There appears to be a personal investment in your quest to learn about Richard Henry Brunton, to go beyond his work and try and unearth the man behind the lighthouses. Did you see yourself in him? And what do you think his story can teach us?

There were quite a few Scots who came to Japan once the country reopened—Thomas Glover being the most famous—and I came across Brunton while researching a series of articles on some of them. Something about him got under my skin in a way that the others didn’t. I think I do see potential similarities between us beyond the obvious factual parallels. Some of his character flaws are ones that I’m aware of in myself—a confidence that can turn into arrogance, a perseverance that can become overpowering—but the difference is that I recognise these flaws in myself and attempt to change or mitigate them. He didn’t: he was right and everyone else was wrong. He was a stereotypical stubborn Victorian, not much given to self-analysis or admitting weakness.

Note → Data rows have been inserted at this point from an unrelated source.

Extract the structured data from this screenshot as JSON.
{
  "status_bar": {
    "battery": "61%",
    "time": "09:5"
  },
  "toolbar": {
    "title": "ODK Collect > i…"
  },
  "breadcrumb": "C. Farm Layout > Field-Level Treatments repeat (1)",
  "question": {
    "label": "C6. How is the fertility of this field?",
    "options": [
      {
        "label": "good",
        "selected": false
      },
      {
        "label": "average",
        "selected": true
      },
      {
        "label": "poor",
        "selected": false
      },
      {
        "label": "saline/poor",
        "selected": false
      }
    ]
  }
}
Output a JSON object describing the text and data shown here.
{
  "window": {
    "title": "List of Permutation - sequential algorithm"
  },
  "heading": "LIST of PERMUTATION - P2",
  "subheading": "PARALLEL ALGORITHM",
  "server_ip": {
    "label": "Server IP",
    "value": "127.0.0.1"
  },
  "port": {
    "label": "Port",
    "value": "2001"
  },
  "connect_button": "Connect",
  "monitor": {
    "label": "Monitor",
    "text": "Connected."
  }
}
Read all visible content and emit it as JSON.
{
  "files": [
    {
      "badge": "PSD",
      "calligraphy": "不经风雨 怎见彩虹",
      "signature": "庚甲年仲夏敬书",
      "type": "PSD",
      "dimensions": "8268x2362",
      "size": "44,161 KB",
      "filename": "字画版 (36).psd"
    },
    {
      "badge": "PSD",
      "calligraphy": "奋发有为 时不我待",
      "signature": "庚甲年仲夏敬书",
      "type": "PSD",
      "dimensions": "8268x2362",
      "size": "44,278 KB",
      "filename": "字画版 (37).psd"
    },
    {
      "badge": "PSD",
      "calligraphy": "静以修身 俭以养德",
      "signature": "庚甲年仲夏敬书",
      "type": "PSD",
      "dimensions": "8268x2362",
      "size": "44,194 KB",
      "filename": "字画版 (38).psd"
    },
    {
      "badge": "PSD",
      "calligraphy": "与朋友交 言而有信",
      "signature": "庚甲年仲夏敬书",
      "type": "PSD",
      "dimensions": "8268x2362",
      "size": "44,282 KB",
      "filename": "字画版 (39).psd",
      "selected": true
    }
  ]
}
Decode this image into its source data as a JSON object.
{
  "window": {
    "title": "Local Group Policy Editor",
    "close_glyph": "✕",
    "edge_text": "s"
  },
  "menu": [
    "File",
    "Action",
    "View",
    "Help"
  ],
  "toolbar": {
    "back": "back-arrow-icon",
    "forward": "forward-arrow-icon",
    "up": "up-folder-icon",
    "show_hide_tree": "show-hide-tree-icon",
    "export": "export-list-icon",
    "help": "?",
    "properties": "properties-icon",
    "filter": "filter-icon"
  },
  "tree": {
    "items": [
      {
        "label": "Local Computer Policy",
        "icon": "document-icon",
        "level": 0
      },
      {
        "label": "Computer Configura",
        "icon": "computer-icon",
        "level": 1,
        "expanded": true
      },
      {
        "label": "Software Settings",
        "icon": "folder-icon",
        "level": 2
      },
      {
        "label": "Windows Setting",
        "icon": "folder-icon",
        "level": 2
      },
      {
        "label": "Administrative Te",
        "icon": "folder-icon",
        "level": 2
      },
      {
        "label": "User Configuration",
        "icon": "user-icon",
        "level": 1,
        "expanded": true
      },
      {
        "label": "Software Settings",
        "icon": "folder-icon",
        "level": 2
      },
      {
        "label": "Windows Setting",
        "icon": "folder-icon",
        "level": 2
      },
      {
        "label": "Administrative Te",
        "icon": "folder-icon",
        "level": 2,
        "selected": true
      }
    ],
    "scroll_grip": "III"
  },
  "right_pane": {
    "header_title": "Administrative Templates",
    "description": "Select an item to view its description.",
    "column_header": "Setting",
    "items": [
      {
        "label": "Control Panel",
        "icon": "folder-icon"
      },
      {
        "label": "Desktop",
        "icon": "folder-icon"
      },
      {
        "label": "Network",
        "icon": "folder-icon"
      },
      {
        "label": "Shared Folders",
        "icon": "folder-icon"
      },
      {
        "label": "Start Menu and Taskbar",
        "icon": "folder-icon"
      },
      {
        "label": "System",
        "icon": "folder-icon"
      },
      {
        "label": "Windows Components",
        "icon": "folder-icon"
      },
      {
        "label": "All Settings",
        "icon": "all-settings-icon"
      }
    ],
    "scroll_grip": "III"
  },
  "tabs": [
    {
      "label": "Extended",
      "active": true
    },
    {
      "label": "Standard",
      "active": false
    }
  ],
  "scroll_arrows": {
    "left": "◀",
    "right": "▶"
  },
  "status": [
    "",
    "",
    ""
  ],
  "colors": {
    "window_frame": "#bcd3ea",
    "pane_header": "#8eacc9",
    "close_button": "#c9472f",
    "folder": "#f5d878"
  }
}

What really hooked me on him though was something I examine in the book, the question of whether our negatives should cancel out our positives. As I was writing this book people around the world were discussing whether you can still enjoy an artist’s work when you find out they have committed crimes or hold reprehensible beliefs. Can we really expect our heroes to be perfectly flawless beings, literal saints with not a blemish or stain? How far should we go in calling out misdemeanors and where does forgiveness come in? Brunton was, even by the standards of his time, racist. The things he said about the Japanese in his writings are hugely offensive. He was a difficult man to like and he made many enemies amongst the foreign community in Yokohama. By the end, no one wanted to renew his contract or offer him a job, forcing him to leave Japan before he wanted to. But no one questioned his genius as a civil engineer, and the Japanese Coastguard today laud him as a hero, a man whose efforts saved hundreds of thousands of lives and are still doing so. That dichotomy in his character is what fascinated me about him: he embodies the argument raging today, a flawed man who did great things. He wasn’t a saint or a villain, he was a mess of a human, like the rest of us.

 

Do you have another pilgrimage lined up in the future – and another book?

I went on a very different kind of pilgrimage to Seattle just before Covid and wrote what I’m calling my Nick-Hornby-midlife-crisis book about grunge music, mental health, and growing up in Scotland in the 90s. I’ve yet to convince publishers that there’s a market for it, but I will persevere. I’m working on other things and as always going in multiple directions at once—poetry, science fiction, a literary novel—but I’m still looking around for the next non-fiction/travel project. It has to be the right idea though. This book took six years from lightbulb to publication, and that’s a long time to spend with one man, pursuing one idea.

 

The Japan Lights by Iain Maloney is published by Tippermuir Press, priced £9.99.